Home > Reviews > Germany WWII > Nuts & Bolts 17: "Marder III"


Nuts & Bolts 17: "Marder III" – Panzerjager 38(t) fur 7,5 cm PaK 40/3 (Sd.Kfz. 138) Part 1: Ausfuhrung M

by Volker Andorfer, Martin Block and John Nelson


Published by Nuts & Bolts c/o Frank Schulz, Mullerstr. 6, 29525 Uelzen, Germany

No ISBN available.

Once again the Nuts & Bolts team has produced a winner for everyone keen on German armour, and in particular this time for builders of the fairly new Tamiya kit. This book has 128 pages and covers its subject in exhaustive detail.

As usual the book is bilingual English/German, and it starts with notes on the development of the basic chassis and the gun before going into detailed technical descriptions of both the Ausf H and Ausf M Sd.Kfz. 138 vehicles. A sign, I hope that part 2 will deal with the Ausf H. Radio fits are also looked at, including those for command vehicles, and then there is a brief section of camouflage and markings.
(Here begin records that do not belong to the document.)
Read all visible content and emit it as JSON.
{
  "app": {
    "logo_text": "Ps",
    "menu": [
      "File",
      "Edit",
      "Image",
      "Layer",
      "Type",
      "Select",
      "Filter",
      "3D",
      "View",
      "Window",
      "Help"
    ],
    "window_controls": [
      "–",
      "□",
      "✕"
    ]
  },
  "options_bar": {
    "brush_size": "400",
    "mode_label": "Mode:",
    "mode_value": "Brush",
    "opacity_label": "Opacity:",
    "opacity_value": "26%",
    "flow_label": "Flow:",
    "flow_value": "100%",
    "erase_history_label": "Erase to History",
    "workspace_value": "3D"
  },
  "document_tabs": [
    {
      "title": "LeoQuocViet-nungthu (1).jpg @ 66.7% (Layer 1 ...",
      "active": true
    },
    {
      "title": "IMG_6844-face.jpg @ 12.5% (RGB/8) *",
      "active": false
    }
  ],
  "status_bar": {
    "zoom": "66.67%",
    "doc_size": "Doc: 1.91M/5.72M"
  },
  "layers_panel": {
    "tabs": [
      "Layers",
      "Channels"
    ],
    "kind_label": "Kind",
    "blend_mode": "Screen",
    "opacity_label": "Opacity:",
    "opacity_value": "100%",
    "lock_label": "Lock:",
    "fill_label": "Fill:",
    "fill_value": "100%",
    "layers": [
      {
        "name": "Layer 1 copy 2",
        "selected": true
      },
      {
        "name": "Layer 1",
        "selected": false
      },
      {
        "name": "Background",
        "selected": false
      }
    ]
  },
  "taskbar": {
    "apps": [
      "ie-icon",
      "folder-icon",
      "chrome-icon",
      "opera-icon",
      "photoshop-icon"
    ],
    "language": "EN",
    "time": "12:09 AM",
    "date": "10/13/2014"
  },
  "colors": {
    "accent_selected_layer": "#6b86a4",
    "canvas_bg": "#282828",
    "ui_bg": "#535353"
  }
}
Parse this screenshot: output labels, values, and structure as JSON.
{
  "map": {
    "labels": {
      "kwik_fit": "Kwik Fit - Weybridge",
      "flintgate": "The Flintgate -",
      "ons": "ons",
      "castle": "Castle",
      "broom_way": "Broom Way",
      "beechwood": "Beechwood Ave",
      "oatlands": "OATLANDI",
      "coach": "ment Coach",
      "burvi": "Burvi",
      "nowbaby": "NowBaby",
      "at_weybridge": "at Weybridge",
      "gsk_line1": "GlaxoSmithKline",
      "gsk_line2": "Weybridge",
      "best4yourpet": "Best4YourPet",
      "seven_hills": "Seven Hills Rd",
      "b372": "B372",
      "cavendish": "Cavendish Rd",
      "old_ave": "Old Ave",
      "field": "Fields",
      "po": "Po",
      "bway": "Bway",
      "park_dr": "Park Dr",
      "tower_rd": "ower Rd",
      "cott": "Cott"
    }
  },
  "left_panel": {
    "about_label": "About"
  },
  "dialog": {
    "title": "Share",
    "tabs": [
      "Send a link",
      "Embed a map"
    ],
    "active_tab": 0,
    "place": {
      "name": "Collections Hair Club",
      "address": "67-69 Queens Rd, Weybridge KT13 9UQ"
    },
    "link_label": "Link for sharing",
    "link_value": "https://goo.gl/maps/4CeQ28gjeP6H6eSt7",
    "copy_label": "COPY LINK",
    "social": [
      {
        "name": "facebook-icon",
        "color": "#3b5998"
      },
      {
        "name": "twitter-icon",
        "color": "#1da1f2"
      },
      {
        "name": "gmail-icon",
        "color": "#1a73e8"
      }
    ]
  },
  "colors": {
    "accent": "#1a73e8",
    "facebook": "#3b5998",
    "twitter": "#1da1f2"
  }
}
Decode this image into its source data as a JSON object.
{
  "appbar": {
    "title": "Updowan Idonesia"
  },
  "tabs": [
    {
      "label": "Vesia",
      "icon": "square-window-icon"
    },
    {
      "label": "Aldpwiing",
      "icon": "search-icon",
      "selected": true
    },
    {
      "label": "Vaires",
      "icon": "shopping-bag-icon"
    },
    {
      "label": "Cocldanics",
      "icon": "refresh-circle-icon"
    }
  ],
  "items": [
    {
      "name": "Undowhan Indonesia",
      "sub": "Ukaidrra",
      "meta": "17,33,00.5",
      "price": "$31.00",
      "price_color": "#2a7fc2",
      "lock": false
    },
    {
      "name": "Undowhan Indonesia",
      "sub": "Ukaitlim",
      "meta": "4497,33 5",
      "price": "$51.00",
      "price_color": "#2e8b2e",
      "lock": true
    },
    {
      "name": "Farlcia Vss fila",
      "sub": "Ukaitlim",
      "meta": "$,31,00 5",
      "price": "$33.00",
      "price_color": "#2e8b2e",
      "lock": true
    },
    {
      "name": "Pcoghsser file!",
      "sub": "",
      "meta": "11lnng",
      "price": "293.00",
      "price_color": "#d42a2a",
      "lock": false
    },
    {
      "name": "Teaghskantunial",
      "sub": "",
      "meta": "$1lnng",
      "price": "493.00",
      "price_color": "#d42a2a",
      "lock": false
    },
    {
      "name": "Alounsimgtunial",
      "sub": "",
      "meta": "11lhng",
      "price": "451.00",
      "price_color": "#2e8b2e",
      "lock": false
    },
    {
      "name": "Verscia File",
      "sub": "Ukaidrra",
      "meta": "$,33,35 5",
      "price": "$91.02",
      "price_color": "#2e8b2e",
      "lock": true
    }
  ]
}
All this takes us up to page 10, and then comes a 6-page section on production and allocation to units – again dealing with both Ausfs, and including detailed tables listing the units equipped with “138”s and the dates they received them. The next 13 pages go into self-propelled anti-tank unit organisation in theory and practice, with combat histories of PzJagAbt 28 (2 Pz Div) PzJagAbt 10 (10 Inf Div, later 10 PzGren Div), PzJagAbt 171 (71 Inf Div), SS-PzJagAbt 1 (LSSAH), and PzJagAbt 744 (Heerestruppe) right up to the end of the war. Two more tables show the known users at 30 December 1944 and 15 March 1945, in both cases with operational and “under repair” figures from the unit returns. To end the text section there are short notes on modelling the Ausf M – the inside end covers show a superb model by David Parker in full colour.

Next come 25 pages of wartime photographs, some factory shots but mostly in unit service. 63 shots in all, including some real gems – how about one captured in Italy and used against its former owners, shown in 4 photographs including its full British unit markings. The captions are very informative, and even point out a very rare example with the very early internal exhaust pipe. All these are followed by six David Parker colour plates showing colour schemes, a 5-view 1/35 scale plan of the early Ausf M and three isometric drawings of the late type.

We’re only halfway through the book at this point, and the remaining pages are devoted to detailed close-up photographs of surviving Ausf Ms at Aberdeen Proving ground, Saumur, the Victory Museum in Arlon and the Henriques Collection in Trieste. The exterior, the fighting compartment and the driver’s area are completely covered here. There are even shots showing part of the engine bay in the Saumur example with its incomplete engine – none of a complete engine in its bay, presumably either because there isn’t a complete survivor to photograph or, perhaps, because there wasn’t room in this book and they’ll be in Part 2.

Very highly recommended to all fans of German armour!